OpenGVLab / all-seeing

[ICLR 2024 & ECCV 2024] The All-Seeing Projects: Towards Panoptic Visual Recognition&Understanding and General Relation Comprehension of the Open World"
https://huggingface.co/spaces/OpenGVLab/all-seeing
448 stars 14 forks source link

Issue on bounding box coordinates #10

Closed tibetgao closed 6 months ago

tibetgao commented 6 months ago

Hi there,

As I have observed from the annotations, I found that some values in bbox coordinates might exceed the limitation of the image size (usually 640*480),e.g.: '\nWhat are the two people[[200, 251, 447, 963], [529, 246, 744, 984]] doing in the image?\nAnswer the question with scene graph.'

I am wondering if there is any extra operation that needs to be done (e.g. normalization)

Cheers!

Weiyun1025 commented 6 months ago

Thank you for your interest in our project.

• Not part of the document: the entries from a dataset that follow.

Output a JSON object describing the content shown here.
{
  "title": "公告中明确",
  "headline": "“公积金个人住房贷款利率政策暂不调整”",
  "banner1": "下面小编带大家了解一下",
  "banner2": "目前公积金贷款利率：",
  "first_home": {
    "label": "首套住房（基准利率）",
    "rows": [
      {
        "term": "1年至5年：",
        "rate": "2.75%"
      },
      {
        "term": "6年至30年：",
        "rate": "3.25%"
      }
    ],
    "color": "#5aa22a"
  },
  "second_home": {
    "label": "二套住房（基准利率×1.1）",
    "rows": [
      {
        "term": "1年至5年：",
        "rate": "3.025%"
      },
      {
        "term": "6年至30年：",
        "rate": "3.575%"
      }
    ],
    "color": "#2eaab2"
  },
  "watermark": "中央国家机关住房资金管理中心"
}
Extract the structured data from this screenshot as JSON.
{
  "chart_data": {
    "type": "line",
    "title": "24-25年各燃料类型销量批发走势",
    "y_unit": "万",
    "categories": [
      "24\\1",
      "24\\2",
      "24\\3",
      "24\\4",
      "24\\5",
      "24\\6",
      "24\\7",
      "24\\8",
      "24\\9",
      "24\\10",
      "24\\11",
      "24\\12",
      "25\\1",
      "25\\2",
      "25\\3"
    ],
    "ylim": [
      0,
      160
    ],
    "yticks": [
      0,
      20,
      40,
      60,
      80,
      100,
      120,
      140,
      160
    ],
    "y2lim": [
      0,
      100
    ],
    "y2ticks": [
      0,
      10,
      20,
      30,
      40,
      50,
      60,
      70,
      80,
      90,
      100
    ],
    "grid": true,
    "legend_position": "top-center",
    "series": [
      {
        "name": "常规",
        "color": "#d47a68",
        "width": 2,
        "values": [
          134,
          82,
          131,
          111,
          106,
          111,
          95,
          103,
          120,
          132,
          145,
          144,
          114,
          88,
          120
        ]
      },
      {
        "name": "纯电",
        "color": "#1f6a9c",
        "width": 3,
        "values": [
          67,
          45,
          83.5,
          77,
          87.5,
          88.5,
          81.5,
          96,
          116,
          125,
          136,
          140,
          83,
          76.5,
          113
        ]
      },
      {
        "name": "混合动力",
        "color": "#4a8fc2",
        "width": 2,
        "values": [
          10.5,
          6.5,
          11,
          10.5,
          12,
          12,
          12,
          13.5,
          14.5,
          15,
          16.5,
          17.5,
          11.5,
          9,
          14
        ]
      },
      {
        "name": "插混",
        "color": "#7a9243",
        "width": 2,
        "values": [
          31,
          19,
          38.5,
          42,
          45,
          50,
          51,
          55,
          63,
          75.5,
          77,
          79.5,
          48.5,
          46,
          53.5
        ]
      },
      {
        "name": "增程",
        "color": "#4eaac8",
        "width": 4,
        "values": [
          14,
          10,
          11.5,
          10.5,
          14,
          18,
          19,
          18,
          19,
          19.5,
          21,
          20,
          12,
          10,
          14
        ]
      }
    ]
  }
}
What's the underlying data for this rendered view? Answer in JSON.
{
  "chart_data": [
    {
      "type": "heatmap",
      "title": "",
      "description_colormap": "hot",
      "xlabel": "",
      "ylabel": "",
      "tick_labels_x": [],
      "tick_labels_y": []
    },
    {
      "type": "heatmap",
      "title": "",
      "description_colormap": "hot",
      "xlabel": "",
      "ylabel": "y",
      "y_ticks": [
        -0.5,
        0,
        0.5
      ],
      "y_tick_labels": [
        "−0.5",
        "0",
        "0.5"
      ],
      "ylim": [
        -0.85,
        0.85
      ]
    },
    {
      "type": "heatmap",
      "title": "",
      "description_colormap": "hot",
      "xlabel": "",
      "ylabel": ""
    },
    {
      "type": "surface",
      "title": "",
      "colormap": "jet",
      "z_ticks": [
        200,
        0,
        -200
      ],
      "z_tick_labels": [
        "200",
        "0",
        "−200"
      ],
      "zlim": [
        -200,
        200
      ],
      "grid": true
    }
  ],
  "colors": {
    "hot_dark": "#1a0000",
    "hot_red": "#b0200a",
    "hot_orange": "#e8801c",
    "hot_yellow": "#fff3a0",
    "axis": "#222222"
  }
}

All bounding boxes are normalized to integer values within the range [0, 1000). The code shown below demonstrates this process:

height = image.height
width = image.width
bbox = [x1, y1, x2, y2]
BOX_SCALE = 999

if SQUARE_PAD:
    if height == width:
        pass
    elif height < width:
        delta = (width - height) // 2
        bbox[1] += delta
        bbox[3] += delta
    else:
        delta = (height - width) // 2
        bbox[0] += delta
        bbox[2] += delta

    bbox = [
        int(bbox[0] / max(height, width) * BOX_SCALE),
        int(bbox[1] / max(height, width) * BOX_SCALE),
        int(bbox[2] / max(height, width) * BOX_SCALE),
        int(bbox[3] / max(height, width) * BOX_SCALE),
    ]
else:
    bbox = [
        int(bbox[0] / width * BOX_SCALE),
        int(bbox[1] / height * BOX_SCALE),
        int(bbox[2] / width * BOX_SCALE),
        int(bbox[3] / height * BOX_SCALE),
    ]

Note that when SQUARE_PAD is set to True, the image will be padded to form a square.

You can refer to this script for more details about how to visualize these boxes.